I have a great grace for this area. This place is to be a city of refuge; it is to be a harvest center and an equipping center for the supernatural resources of heaven.  I will release My glory on a humble people who are surrendered to My kingdom purposes.

The time of grace for change is here now.  I am about to open heaven and pour out My love so people will be ready when discipline is released.  Judgment will begin with My household.

This is not to condemn but to separate.  I will bring a sword and fire to call out that which is mine.  I will have a holy church walking on the highway of holiness.  I love My church to much to allow it to remain as it is. My desire is raising up the gates to release My glorious presence.

Are you willing to bow down so I can lift you up?  I require spiritual authority to be released in righteousness and justice.  I want the Joshua’s and Caleb’s to mentor My united generation to walk in their inheritance.

My desire is that none would perish but you must be willing to abandon your man-made programs and return to the simplicity of My Kingdom.  Not in wise and persuasive words but in demonstrations of My Spirit and power.  Just be “Sons” anointed ones to be transformed into the image of sonship.

Minister and serve as Jesus served in power with a gentle and humble heart.  I am calling you to raise up a united generation that is ready and prepared to fulfil their destinies serving the purposes of God in their generation.

Can God trust us as with all that He desires to give us?  Is God more important to us than what He does for us or through us?  Are we willing to yield and surrender the rule of our soul.
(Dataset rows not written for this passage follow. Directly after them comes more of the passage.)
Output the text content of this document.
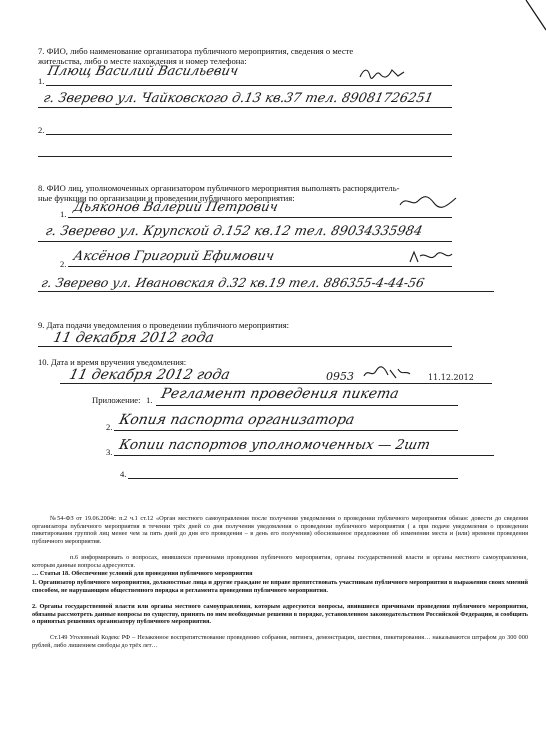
7. ФИО, либо наименование организатора публичного мероприятия, сведения о месте
жительства, либо о месте нахождения и номер телефона:
1.
Плющ Василий Васильевич
г. Зверево ул. Чайковского д.13 кв.37 тел. 89081726251
2.
8. ФИО лиц, уполномоченных организатором публичного мероприятия выполнять распорядитель-
ные функции по организации и проведении публичного мероприятия:
1. Дьяконов Валерий Петрович
г. Зверево ул. Крупской д.152 кв.12 тел. 89034335984
2. Аксёнов Григорий Ефимович
г. Зверево ул. Ивановская д.32 кв.19 тел. 886355-4-44-56
9. Дата подачи уведомления о проведении публичного мероприятия:
11 декабря 2012 года
10. Дата и время вручения уведомления:
11 декабря 2012 года	0953	11.12.2012
Приложение: 1. Регламент проведения пикета
2. Копия паспорта организатора
3. Копии паспортов уполномоченных — 2шт
4.
№54-ФЗ от 19.06.2004г. п.2 ч.1 ст.12 «Орган местного самоуправления после получения уведомления о проведении публичного мероприятия обязан: довести до сведения организатора публичного мероприятия в течении трёх дней со дня получения уведомления о проведении публичного мероприятия ( а при подаче уведомления о проведении пикетирования группой лиц менее чем за пять дней до дня его проведения – в день его получения) обоснованное предложение об изменении места и (или) времени проведения публичного мероприятия.
п.6 информировать о вопросах, явившихся причинами проведения публичного мероприятия, органы государственной власти и органы местного самоуправления, которым данные вопросы адресуются.
… Статья 18. Обеспечение условий для проведения публичного мероприятия
1. Организатор публичного мероприятия, должностные лица и другие граждане не вправе препятствовать участникам публичного мероприятия в выражении своих мнений способом, не нарушающим общественного порядка и регламента проведения публичного мероприятия.
2. Органы государственной власти или органы местного самоуправления, которым адресуются вопросы, явившиеся причинами проведения публичного мероприятия, обязаны рассмотреть данные вопросы по существу, принять по ним необходимые решения в порядке, установленном законодательством Российской Федерации, и сообщить о принятых решениях организатору публичного мероприятия.
Ст.149 Уголовный Кодекс РФ – Незаконное воспрепятствование проведению собрания, митинга, демонстрации, шествия, пикетирования… наказываются штрафом до 300 000 рублей, либо лишением свободы до трёх лет…
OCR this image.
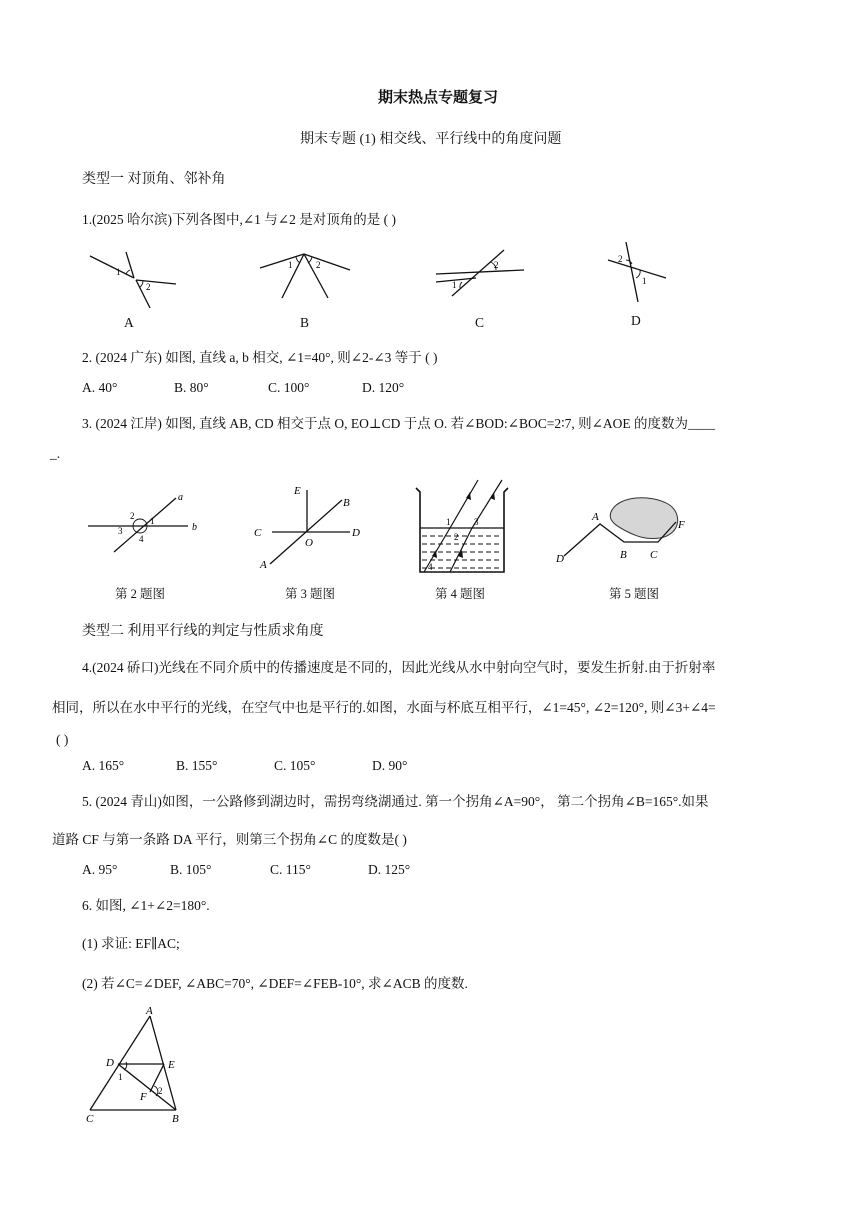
期末热点专题复习
期末专题 (1) 相交线、平行线中的角度问题
类型一 对顶角、邻补角
1.(2025 哈尔滨)下列各图中,∠1 与∠2 是对顶角的是 ( )
1
2
A
1	2
B
1
2
C
2
1
D
2. (2024 广东) 如图, 直线 a, b 相交, ∠1=40°, 则∠2-∠3 等于 ( )
A. 40°	B. 80°	C. 100°	D. 120°
3. (2024 江岸) 如图, 直线 AB, CD 相交于点 O, EO⊥CD 于点 O. 若∠BOD:∠BOC=2∶7, 则∠AOE 的度数为____
_.
a
b
1
2
3
4
第 2 题图
E
B
C
O
D
A
第 3 题图
1
2
3
4
第 4 题图
A
B C
D
F
第 5 题图
类型二 利用平行线的判定与性质求角度
4.(2024 硚口)光线在不同介质中的传播速度是不同的，因此光线从水中射向空气时，要发生折射.由于折射率
相同，所以在水中平行的光线，在空气中也是平行的.如图，水面与杯底互相平行，∠1=45°, ∠2=120°, 则∠3+∠4=
( )
A. 165°	B. 155°	C. 105°	D. 90°
5. (2024 青山)如图，一公路修到湖边时，需拐弯绕湖通过. 第一个拐角∠A=90°， 第二个拐角∠B=165°.如果
道路 CF 与第一条路 DA 平行，则第三个拐角∠C 的度数是( )
A. 95°	B. 105°	C. 115°	D. 125°
6. 如图, ∠1+∠2=180°.
(1) 求证: EF∥AC;
(2) 若∠C=∠DEF, ∠ABC=70°, ∠DEF=∠FEB-10°, 求∠ACB 的度数.
A
D	E
1
2
F
C	B
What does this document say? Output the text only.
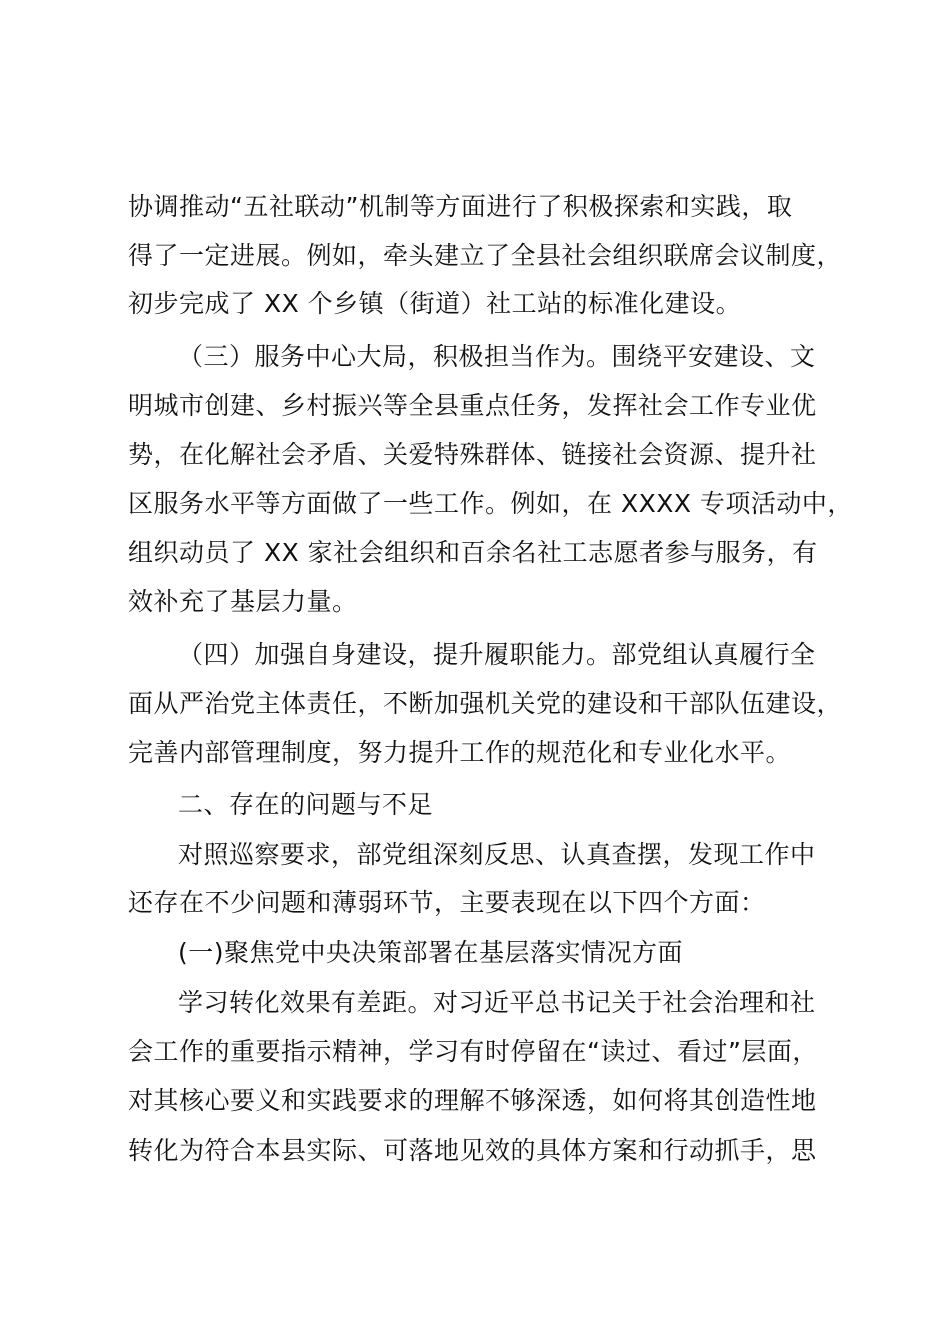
协调推动“五社联动”机制等方面进行了积极探索和实践，取
得了一定进展。例如，牵头建立了全县社会组织联席会议制度，
初步完成了 XX 个乡镇（街道）社工站的标准化建设。
（三）服务中心大局，积极担当作为。围绕平安建设、文
明城市创建、乡村振兴等全县重点任务，发挥社会工作专业优
势，在化解社会矛盾、关爱特殊群体、链接社会资源、提升社
区服务水平等方面做了一些工作。例如，在 XXXX 专项活动中，
组织动员了 XX 家社会组织和百余名社工志愿者参与服务，有
效补充了基层力量。
（四）加强自身建设，提升履职能力。部党组认真履行全
面从严治党主体责任，不断加强机关党的建设和干部队伍建设，
完善内部管理制度，努力提升工作的规范化和专业化水平。
二、存在的问题与不足
对照巡察要求，部党组深刻反思、认真查摆，发现工作中
还存在不少问题和薄弱环节，主要表现在以下四个方面：
(一)聚焦党中央决策部署在基层落实情况方面
学习转化效果有差距。对习近平总书记关于社会治理和社
会工作的重要指示精神，学习有时停留在“读过、看过”层面，
对其核心要义和实践要求的理解不够深透，如何将其创造性地
转化为符合本县实际、可落地见效的具体方案和行动抓手，思
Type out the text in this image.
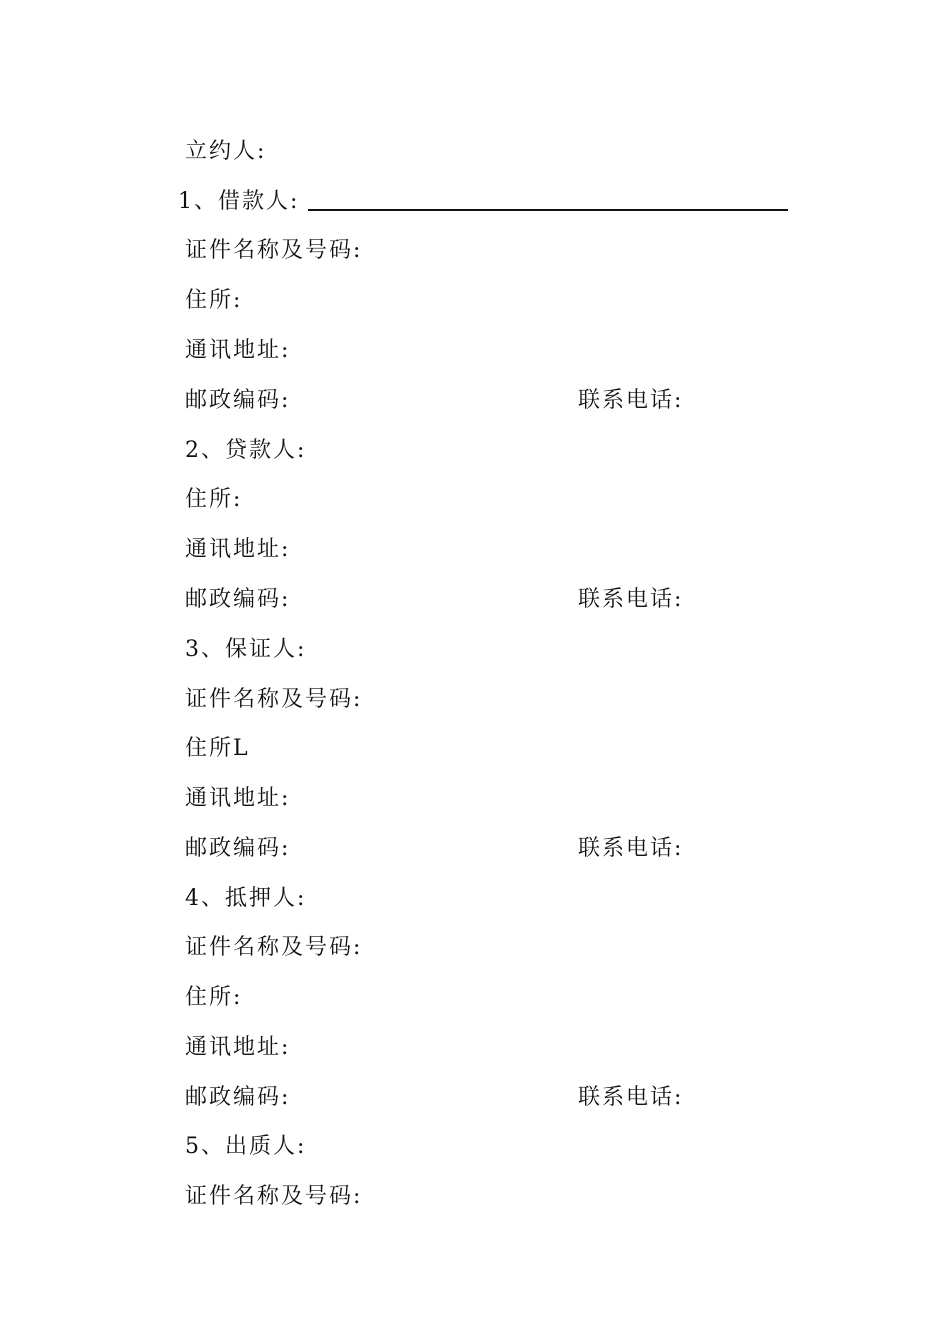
立约人:
1、借款人:
证件名称及号码:
住所:
通讯地址:
邮政编码:	联系电话:
2、贷款人:
住所:
通讯地址:
邮政编码:	联系电话:
3、保证人:
证件名称及号码:
住所L
通讯地址:
邮政编码:	联系电话:
4、抵押人:
证件名称及号码:
住所:
通讯地址:
邮政编码:	联系电话:
5、出质人:
证件名称及号码:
Only the pure in heart shall see God.

I am forerunner I break through for others to follow. Are you prepared to follow?  2012 I prophesied we have 3 years to be ready. The old order came to an end 8/8/2015. We are now in a new order in the cycles of judgment, justice, grace and mercy.

Your journey may have different milestones of experience. Your journey may have similar milestones but in a different order. All of us need to be willing to embrace and engage the dark cloud. If you are proactive maybe your process won’t be as difficult as mine!!